第9章 対話、それぞれの都合
「はい、お茶」
「ありがと」
「さっき加藤さんも少し言ってたけど、お前、なんかあったの?」
「え? 何も無いですよ」
瑞稀と逸巳はどうやら道場での事を話しているようだ。
「お前の場合、受けが甘い分思い切りの良さが持ち味なんだけど、さっき闘った時どこか迷いがあった。 もしかして最近ずっとじゃないか?」
「……そうかも、知れません。 身体を少し絞って調子は悪い訳では無いんですが」
「身体が変わってやり方のスタイルが変わる事はよくあるが、そんなのはもっとやり込んでる場合の話だ」
澤子は二人のやり取りを聞きながら、自分も最近の逸巳は少しおかしい、と感じていた。
いつもより口数が少ないし、二度ほど朝方に帰って来た事がある。
誰かいい人でも出来たのかな。
澤子はそんな風にも考えたが、なんというか、逸巳の様子は瑞稀のいう通り、微笑ましくて前向きという雰囲気でもなかった。

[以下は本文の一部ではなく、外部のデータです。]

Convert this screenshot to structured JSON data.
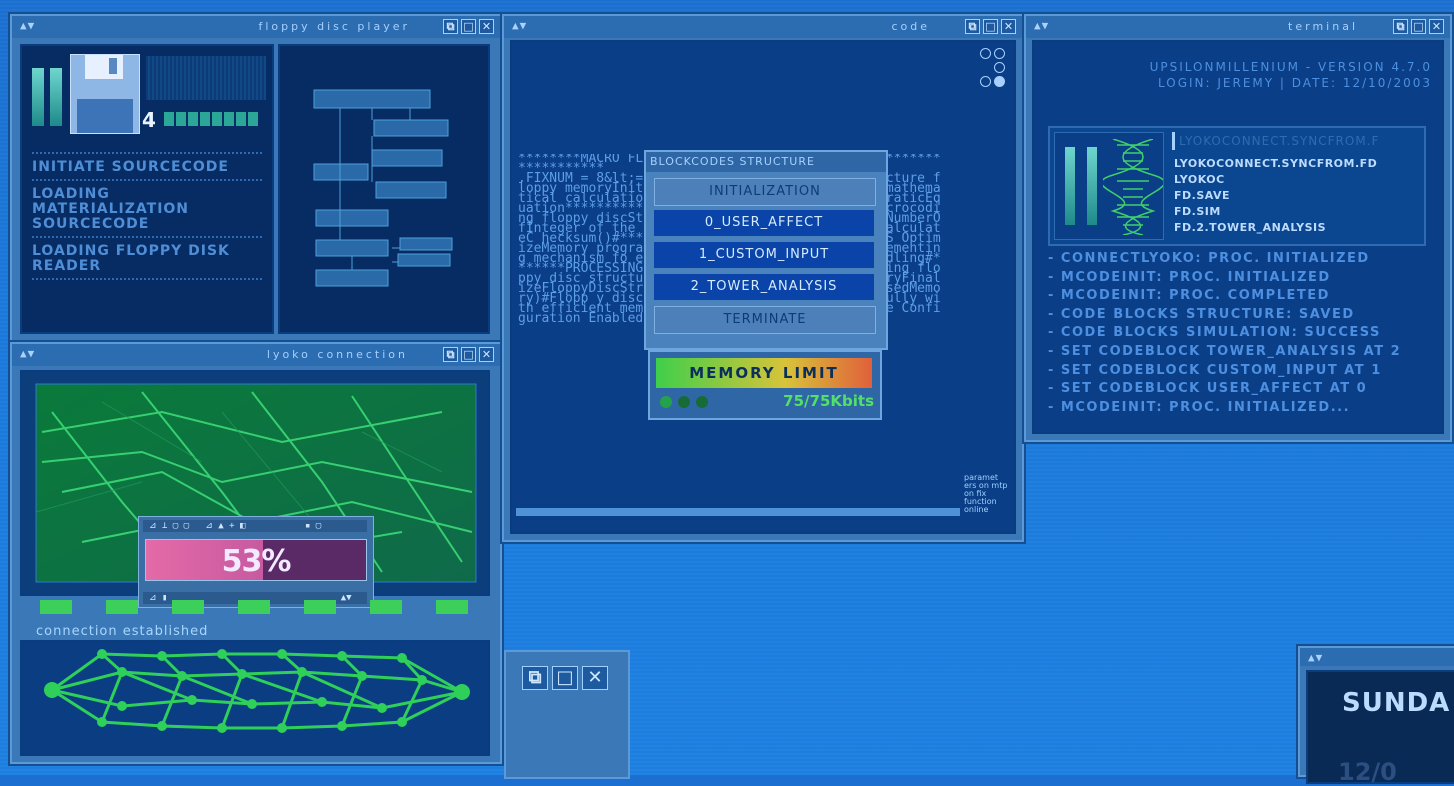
{
  "floppy": {
    "title": "floppy disc player",
    "track_number": "4",
    "menu": [
      "INITIATE SOURCECODE",
      "LOADING MATERIALIZATION SOURCECODE",
      "LOADING FLOPPY DISK READER"
    ]
  },
  "code": {
    "title": "code",
    "text": "********MACRO FLOPPY*********************************************\n.FIXNUM = 8&lt;=Number of macrocoding disc structure floppy memoryInitial AllocateMemory macrocoding mathematical calculations algorithm[Sl neFunction QuadraticEquation*********** *****Create AllocateMemory macrocoding floppy discStoreMat AllocateMemory Size[] * NumberOfInteger of the stored integrity calculations calculateC hecksum()#******** *********codin gExecutionS OptimizeMemory program stru securityEncr 256] # implementing mechanism fo executionImp catch exception handling#*******PROCESSING********* *************#finalizing floppy disc structure and deallocating unused memoryFinalizeFloppyDiscStructure[] + DeallocateMemory(UnusedMemory)#Flopp y disc macrocoding completed successfully with efficient memory utilizationMater Code Source Configuration Enabled",
    "side_note": "paramet ers on mtp on fix function online",
    "blockcodes": {
      "title": "BLOCKCODES STRUCTURE",
      "items": [
        "INITIALIZATION",
        "0_USER_AFFECT",
        "1_CUSTOM_INPUT",
        "2_TOWER_ANALYSIS",
        "TERMINATE"
      ]
    },
    "memory": {
      "label": "MEMORY LIMIT",
      "value": "75/75Kbits"
    }
  },
  "terminal": {
    "title": "terminal",
    "header_line1": "UPSILONMILLENIUM - VERSION 4.7.0",
    "header_line2": "LOGIN: JEREMY | DATE: 12/10/2003",
    "file_header": "LYOKOCONNECT.SYNCFROM.F",
    "files": [
      "LYOKOCONNECT.SYNCFROM.FD",
      "LYOKOC",
      "FD.SAVE",
      "FD.SIM",
      "FD.2.TOWER_ANALYSIS"
    ],
    "log": [
      "- CONNECTLYOKO: PROC. INITIALIZED",
      "- MCODEINIT: PROC. INITIALIZED",
      "- MCODEINIT: PROC. COMPLETED",
      "- CODE BLOCKS STRUCTURE: SAVED",
      "- CODE BLOCKS SIMULATION: SUCCESS",
      "- SET CODEBLOCK TOWER_ANALYSIS AT 2",
      "- SET CODEBLOCK CUSTOM_INPUT AT 1",
      "- SET CODEBLOCK USER_AFFECT AT 0",
      "- MCODEINIT: PROC. INITIALIZED..."
    ]
  },
  "lyoko": {
    "title": "lyoko connection",
    "progress_label": "53%",
    "progress_fraction": 0.53,
    "status": "connection established"
  },
  "sunday": {
    "text": "SUNDA",
    "date": "12/0"
  }
}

何か力になれる事なら相談にでも乗りたかったが、澤子もその手の事で人にアドバイス出来るような人間ではない。
付き合った事が無い、とこないだ言っていたけど、おそらくそういうものを抜きにしても同性の瑞稀の方が適役だろう。
澤子は話し込んでいる二人をそのままに、席を立って夕食の準備を始めた。